Disney’s No Longer The ‘Happiest Place On Earth’

Disney is fighting to be viewed as a producer of family-friendly movies and known as the “happiest place on earth.”

According to Bizpac Review, one “Disney fanatic,” Jake Williams, has complained that the Disney corporation has rejected the values upon which it was built and has become “anti-consumer.”

Restore the Magic is a movement that presses Disney executives to return to their roots and protect stockholders. Representative Nelson Peltz argues the historically strong brand name is deteriorating.

According to an MSNBC report, Williams documented that the cost to visit the Orlando, Florida part has jumped more than 44% since 2017. The Daily Mail characterized the “price hikes” as “insane.”

The once-Disney fan shared of a recent trip to the classic Magic Kingdom Park in Florida—his first return visit in approximately four years.

Profiling the cost of his trip in a video post, Williams shared that a trip to a Disney park could be more expensive than a trip to Europe.

His expenses included:

  • A modest hotel at “a discounted rate…that turned out to be $280 a night…”
  • An off-site modest dinner for $27.24 per person plus tax” and gratuity.
  • Entrance to the park at $154 per person, a price which, Williams noted, rose to “$184 a person” depending on the day.

Williams reported that finding his smile at the “happiest place on earth” was made difficult by “long lines [that] were insane,” with many lines taking “over 90 minutes” to navigate.

Some long wait times could be mitigated by purchasing a “Lightning Lane fast pass,” for a fee of $20.

Adding to William’s ire was the recently imposed bus fees from the resort to the park. The once-free service is now $23/person. Williams also noted that the Disney app (Genie+), which one must purchase to download, often directs the user to rides and events requiring extra fees.

Dinner in the park was expensive, reported Williams.

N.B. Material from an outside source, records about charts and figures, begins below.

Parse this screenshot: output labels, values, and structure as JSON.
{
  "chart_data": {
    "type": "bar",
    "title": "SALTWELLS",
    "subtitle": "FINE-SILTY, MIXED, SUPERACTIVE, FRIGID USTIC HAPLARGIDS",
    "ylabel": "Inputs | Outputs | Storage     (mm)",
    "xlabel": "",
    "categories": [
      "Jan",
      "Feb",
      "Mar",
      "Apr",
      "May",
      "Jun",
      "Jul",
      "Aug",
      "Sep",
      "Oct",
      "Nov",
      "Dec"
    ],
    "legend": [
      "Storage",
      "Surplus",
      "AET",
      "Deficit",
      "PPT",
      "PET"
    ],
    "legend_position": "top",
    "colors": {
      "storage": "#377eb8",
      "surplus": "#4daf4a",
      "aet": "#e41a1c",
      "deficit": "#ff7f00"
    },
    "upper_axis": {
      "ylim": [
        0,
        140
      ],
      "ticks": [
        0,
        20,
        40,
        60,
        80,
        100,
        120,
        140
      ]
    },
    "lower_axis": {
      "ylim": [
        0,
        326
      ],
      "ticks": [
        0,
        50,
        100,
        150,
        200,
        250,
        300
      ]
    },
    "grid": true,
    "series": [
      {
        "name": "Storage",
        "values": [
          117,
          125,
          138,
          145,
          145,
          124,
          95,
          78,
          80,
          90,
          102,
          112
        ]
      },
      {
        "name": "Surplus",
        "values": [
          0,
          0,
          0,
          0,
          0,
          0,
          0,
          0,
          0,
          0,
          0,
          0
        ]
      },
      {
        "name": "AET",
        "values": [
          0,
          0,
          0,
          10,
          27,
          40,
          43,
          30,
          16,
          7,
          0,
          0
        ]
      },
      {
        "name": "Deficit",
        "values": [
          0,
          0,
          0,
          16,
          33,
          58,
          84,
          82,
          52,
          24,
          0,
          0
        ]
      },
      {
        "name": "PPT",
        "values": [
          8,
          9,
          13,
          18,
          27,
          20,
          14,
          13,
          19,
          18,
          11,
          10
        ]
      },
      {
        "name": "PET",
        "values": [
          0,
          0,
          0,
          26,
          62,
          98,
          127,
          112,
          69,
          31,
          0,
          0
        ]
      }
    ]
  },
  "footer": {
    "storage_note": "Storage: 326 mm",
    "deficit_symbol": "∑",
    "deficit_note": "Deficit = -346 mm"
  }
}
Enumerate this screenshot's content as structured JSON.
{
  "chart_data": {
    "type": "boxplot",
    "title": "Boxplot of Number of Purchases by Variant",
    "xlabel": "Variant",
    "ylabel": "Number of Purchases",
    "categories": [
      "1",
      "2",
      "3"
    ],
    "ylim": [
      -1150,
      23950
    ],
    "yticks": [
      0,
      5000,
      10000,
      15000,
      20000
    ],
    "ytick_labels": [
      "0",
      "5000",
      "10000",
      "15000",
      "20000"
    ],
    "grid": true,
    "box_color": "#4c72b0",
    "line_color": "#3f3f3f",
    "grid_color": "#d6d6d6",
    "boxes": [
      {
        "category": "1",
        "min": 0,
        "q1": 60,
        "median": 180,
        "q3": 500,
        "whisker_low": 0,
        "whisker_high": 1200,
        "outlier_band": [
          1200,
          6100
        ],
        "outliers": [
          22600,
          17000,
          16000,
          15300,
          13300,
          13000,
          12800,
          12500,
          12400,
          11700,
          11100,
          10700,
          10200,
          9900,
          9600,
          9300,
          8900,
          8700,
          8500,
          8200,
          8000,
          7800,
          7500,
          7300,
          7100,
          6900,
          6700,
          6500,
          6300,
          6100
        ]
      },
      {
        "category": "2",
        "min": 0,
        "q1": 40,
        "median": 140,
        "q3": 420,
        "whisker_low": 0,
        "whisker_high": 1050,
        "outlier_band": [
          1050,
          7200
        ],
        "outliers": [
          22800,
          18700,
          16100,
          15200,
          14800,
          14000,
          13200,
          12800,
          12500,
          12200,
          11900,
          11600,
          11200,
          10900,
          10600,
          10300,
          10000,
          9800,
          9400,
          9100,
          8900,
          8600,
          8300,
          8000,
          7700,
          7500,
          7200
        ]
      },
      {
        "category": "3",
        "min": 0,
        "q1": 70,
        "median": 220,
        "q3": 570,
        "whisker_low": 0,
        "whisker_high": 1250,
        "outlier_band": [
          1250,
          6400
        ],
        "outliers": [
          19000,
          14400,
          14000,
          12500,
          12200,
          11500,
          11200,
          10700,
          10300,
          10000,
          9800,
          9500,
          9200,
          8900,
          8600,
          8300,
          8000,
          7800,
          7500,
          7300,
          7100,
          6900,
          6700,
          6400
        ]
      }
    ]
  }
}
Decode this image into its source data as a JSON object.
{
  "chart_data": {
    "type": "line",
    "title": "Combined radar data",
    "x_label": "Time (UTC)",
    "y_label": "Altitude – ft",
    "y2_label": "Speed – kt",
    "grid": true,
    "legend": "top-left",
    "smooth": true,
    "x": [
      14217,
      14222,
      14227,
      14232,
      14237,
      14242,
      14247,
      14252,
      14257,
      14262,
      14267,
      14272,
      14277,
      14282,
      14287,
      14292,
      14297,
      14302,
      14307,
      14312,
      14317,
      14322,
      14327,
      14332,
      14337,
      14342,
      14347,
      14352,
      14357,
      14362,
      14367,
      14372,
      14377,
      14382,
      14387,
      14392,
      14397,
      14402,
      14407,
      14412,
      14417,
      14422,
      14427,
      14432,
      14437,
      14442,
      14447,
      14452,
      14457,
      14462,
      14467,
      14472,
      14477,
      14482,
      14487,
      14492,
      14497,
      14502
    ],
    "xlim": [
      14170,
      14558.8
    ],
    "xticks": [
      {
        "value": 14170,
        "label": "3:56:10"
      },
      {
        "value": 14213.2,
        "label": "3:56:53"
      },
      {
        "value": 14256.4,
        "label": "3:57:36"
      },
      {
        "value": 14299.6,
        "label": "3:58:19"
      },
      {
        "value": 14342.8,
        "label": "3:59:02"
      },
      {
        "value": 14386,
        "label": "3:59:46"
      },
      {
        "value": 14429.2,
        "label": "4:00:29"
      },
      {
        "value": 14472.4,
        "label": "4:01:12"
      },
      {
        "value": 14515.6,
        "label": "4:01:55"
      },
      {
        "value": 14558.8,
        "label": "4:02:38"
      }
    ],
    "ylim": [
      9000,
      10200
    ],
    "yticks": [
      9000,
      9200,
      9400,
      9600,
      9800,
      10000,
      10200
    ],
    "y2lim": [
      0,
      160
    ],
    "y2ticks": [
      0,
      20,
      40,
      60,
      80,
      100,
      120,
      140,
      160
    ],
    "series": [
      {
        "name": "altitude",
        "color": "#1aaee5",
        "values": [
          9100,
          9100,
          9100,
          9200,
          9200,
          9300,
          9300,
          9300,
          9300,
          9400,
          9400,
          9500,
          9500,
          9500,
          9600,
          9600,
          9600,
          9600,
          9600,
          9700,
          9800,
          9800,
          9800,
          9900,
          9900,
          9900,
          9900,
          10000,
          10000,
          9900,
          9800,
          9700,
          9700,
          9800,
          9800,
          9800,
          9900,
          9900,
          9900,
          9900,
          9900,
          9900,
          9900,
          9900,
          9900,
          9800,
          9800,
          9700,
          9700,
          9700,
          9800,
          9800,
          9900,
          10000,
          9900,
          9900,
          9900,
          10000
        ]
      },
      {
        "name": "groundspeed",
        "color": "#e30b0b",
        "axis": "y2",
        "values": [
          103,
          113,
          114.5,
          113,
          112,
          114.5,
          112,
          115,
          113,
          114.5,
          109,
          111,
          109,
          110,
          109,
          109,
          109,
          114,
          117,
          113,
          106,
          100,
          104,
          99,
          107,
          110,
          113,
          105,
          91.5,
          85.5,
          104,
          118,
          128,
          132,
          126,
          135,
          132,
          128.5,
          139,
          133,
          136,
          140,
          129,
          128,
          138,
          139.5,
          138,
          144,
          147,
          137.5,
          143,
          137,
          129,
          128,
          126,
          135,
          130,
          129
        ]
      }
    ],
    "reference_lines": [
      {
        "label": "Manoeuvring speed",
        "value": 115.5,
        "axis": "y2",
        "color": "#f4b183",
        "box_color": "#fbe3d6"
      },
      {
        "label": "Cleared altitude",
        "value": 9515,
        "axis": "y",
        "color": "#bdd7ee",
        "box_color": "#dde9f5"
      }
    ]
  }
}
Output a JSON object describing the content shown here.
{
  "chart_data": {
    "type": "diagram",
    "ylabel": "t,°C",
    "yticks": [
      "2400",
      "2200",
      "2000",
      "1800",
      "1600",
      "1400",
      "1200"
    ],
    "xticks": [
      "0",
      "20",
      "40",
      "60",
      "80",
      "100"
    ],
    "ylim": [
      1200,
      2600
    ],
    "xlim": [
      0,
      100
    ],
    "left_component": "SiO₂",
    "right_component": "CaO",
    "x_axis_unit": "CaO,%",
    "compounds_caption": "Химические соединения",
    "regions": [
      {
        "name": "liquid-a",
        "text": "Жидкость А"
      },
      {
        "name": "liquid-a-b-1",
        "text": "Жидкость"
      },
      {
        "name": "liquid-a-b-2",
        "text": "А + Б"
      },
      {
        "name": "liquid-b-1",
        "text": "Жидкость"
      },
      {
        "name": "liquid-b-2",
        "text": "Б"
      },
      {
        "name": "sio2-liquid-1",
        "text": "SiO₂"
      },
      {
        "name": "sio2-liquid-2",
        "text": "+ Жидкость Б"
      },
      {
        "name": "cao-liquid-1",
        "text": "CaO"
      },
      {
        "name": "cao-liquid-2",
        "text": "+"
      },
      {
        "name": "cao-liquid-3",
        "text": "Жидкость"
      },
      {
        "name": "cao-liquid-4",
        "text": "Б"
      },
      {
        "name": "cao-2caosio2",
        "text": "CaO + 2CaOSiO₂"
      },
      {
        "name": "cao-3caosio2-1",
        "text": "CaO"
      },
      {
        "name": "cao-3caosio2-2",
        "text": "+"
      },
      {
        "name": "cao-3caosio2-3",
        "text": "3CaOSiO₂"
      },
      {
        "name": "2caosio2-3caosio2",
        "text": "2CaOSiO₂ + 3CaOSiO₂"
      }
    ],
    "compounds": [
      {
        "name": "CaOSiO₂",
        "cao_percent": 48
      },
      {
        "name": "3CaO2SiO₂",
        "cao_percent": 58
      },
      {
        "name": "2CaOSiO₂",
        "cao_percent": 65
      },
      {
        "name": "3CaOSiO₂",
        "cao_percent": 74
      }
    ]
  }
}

Their economical choice, dinner at the Skipper Canteen, exceeded $100 with tax and tip.

“It’s frustrating to see Disney make something that used to be free, generate tens of millions from it , and give no extra value in the parks,” Williams told the Daily Mail.

After reviewing his expenses, Williams projected the typical cost for a family of three to spend the suggested “six days at a resort and four days at the parks” would exceed $4000.” The price includes food but not souvenirs, Williams clarified.

Williams, an annual pass holder for many years, documented his frustrations in a YouTube post that has garnered more than two million views in two weeks.

“I really do love the Disney parks but I’m not willing to put up with the huge price hikes and this convoluted system where I know there are better places for my money to be spent,” he said.